Kenyan Flowers
Giving flowers is a globally symbolic gesture.

Red roses mean love and romance, yellow daisies and sunflowers symbolize friendship and joy; but how do all, if any of these, mean that you’re helping fight poverty?

The story starts with Feed the Future, a US government initiative to end global hunger and increase global food security. Feed the Future has partnered with Kenyan farmers to cultivate crops for sustenance, such as potatoes, as well as cash crops, such as “smallholder-grown cut flowers,” writes Ian Chesterman, Chief of Party for USAID-funded Kenya Horticulture Competitiveness Project.

Partnering with Kenyan flower farmers has lifted thousands of farmers into an economic situation that helps them produce crops that sustain both their wallets and their stomachs, meaning that thousands of families can afford previously unavailable medical care and that thousands of children can go to school, where they will learn skills to affect prospects for their futures and hopefully lift themselves safely out of poverty.

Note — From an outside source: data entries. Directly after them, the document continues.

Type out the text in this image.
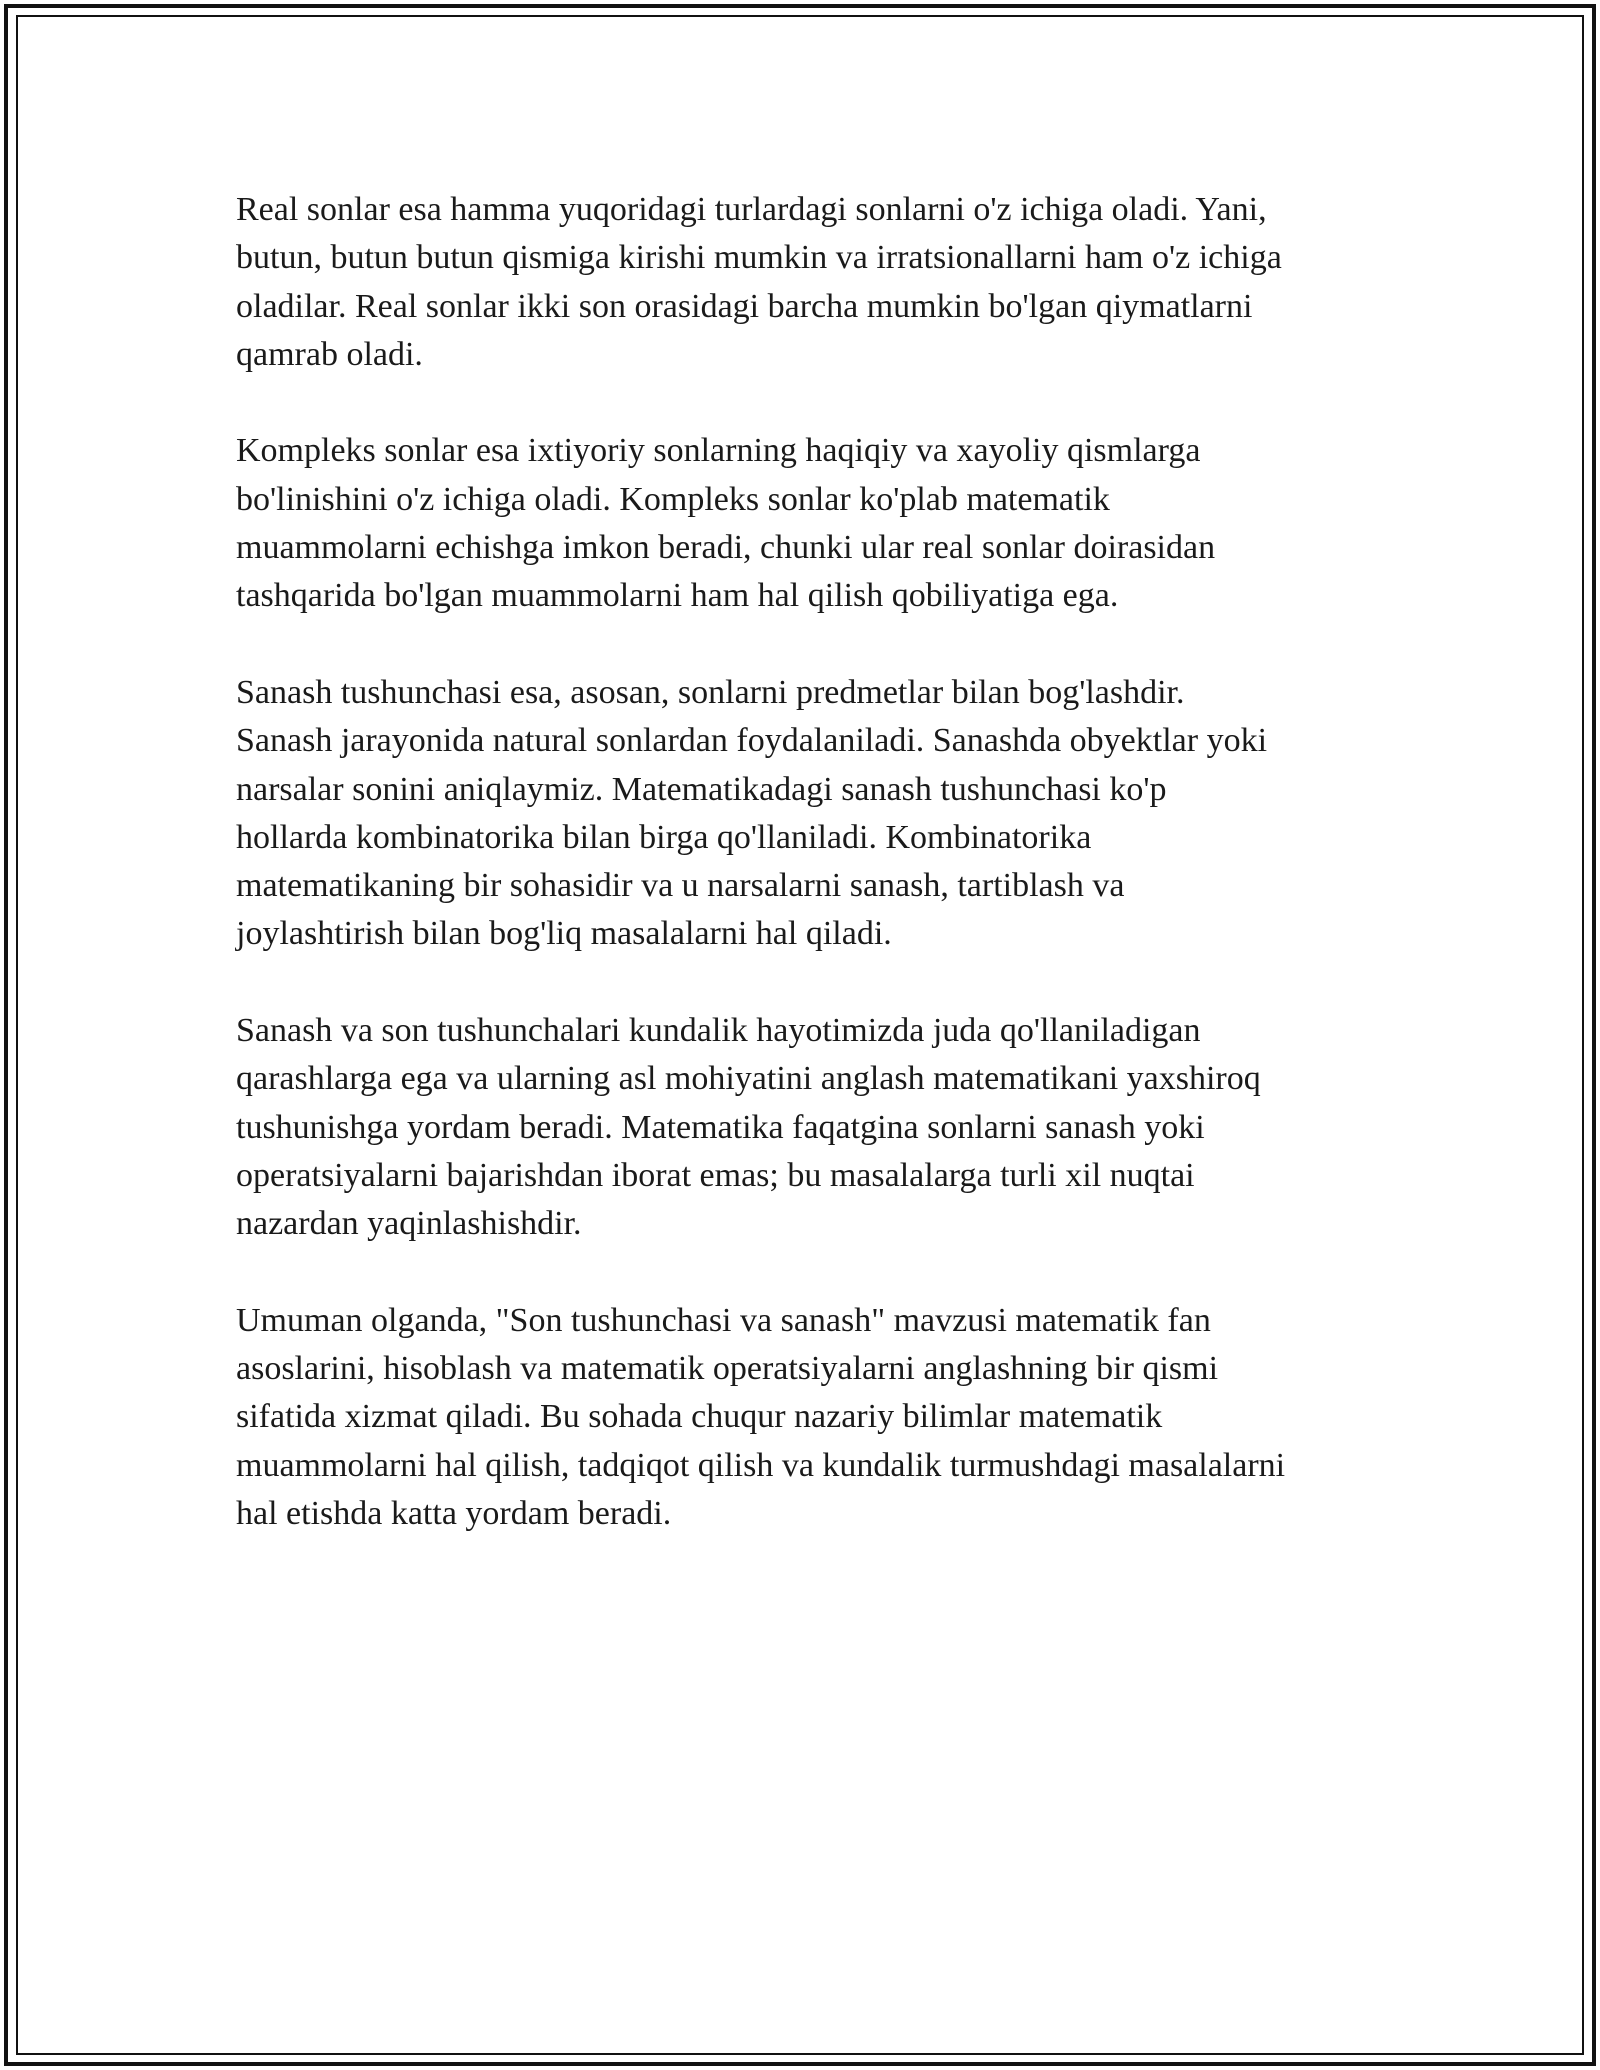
Real sonlar esa hamma yuqoridagi turlardagi sonlarni o'z ichiga oladi. Yani,
butun, butun butun qismiga kirishi mumkin va irratsionallarni ham o'z ichiga
oladilar. Real sonlar ikki son orasidagi barcha mumkin bo'lgan qiymatlarni
qamrab oladi.

Kompleks sonlar esa ixtiyoriy sonlarning haqiqiy va xayoliy qismlarga
bo'linishini o'z ichiga oladi. Kompleks sonlar ko'plab matematik
muammolarni echishga imkon beradi, chunki ular real sonlar doirasidan
tashqarida bo'lgan muammolarni ham hal qilish qobiliyatiga ega.

Sanash tushunchasi esa, asosan, sonlarni predmetlar bilan bog'lashdir.
Sanash jarayonida natural sonlardan foydalaniladi. Sanashda obyektlar yoki
narsalar sonini aniqlaymiz. Matematikadagi sanash tushunchasi ko'p
hollarda kombinatorika bilan birga qo'llaniladi. Kombinatorika
matematikaning bir sohasidir va u narsalarni sanash, tartiblash va
joylashtirish bilan bog'liq masalalarni hal qiladi.

Sanash va son tushunchalari kundalik hayotimizda juda qo'llaniladigan
qarashlarga ega va ularning asl mohiyatini anglash matematikani yaxshiroq
tushunishga yordam beradi. Matematika faqatgina sonlarni sanash yoki
operatsiyalarni bajarishdan iborat emas; bu masalalarga turli xil nuqtai
nazardan yaqinlashishdir.

Umuman olganda, "Son tushunchasi va sanash" mavzusi matematik fan
asoslarini, hisoblash va matematik operatsiyalarni anglashning bir qismi
sifatida xizmat qiladi. Bu sohada chuqur nazariy bilimlar matematik
muammolarni hal qilish, tadqiqot qilish va kundalik turmushdagi masalalarni
hal etishda katta yordam beradi.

For about two years now, this USAID project has partnered with Wilmar Flowers Ltd., a private business that was looking to expand its ventures more thoroughly in Europe and worldwide, to hire thousands more farmers for the project.

Wilmar has been able to “invest in collection centers, research and development trials of new flower varieties, and new technologies such as shade nets, charcoal coolers, water harvesting dams, and grading sheds,” expanding the company’s private business while simultaneously creating jobs in Kenya.

A long cry from Feed the Future’s initial investment in the partnership, Wilmar has taken over the project, meaning that USAID’s involvement has remained minimal at best while private industry manages itself.

Wilmar’s advancement might have never happened without the involvement of USAID, a foreign aid-giving entity of the United States Federal Government, once again demonstrating the value of the meager portion of the US budget dedicated towards foreign assistance.